O acórdão considerou, em suma, que não foi recolhida prova de ter existido influência de um dos arguidos junto do executivo e funcionários camarários, que as vicissitudes apontadas na acusação quanto aos processos de licenciamento estariam relacionadas com lapsos do arquiteto responsável pelo projeto, assim como, a existência de um segundo processo de licenciamento, originado após a conclusão da obra, deveu-se ao procedimento escolhido para reposição da legalidade, face à existência da declaração de utilidade pública, na qual o tribunal também desatendeu a versão do Ministério Público, considerando que sempre seria deferir tal pretensão por força do fim a que o edifício foi destinado.
O Ministério Público já apresentou alegações de recurso, pugnando pela revogação da decisão e pela condenação de todos os arguidos e por todos os crimes porque foram acusados, assim como, na condenação do pedido de perda alargado formulado nos autos, contrariando todos os fundamentos de facto e de direito que levaram à decisão.
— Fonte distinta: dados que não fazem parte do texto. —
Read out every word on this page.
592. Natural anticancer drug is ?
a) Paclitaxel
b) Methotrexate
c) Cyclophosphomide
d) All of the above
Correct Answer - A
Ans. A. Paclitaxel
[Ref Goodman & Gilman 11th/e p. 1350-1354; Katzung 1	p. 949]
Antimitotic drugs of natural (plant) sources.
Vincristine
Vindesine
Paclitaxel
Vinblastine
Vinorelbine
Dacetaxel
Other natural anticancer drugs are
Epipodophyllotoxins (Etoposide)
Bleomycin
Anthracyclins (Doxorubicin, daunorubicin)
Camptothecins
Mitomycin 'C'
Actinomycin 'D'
Defende o Ministério Público, em recurso, que o acórdão demonstra desconhecimento dos procedimentos de licenciamentos de obras particulares e demais legislação aplicável, aliado a credulidades e erros graves na apreciação da prova. Sustenta também que o acórdão enferma de vários vícios, designadamente de nulidades, de erros graves de apreciação da prova, apontando ainda que, tendo a acusação detalhado todo o caminho que seguiram ambos os procedimentos de licenciamento, o de 2003 e mais tarde o de 2007, na motivação da sentença o Tribunal nunca mencionou sequer a legislação de licenciamento de obras, os procedimentos que foram incumpridos, e as consequências a nível administrativo e criminal dos factos que o Tribunal entendeu como “lapsos”, que são na realidade nulidades daqueles processos de licenciamento.
E, ainda, que o Tribunal acreditou numa versão sem qualquer fundamento, contrariando prova documental do processo, prova testemunhal e as elementares regras da experiência.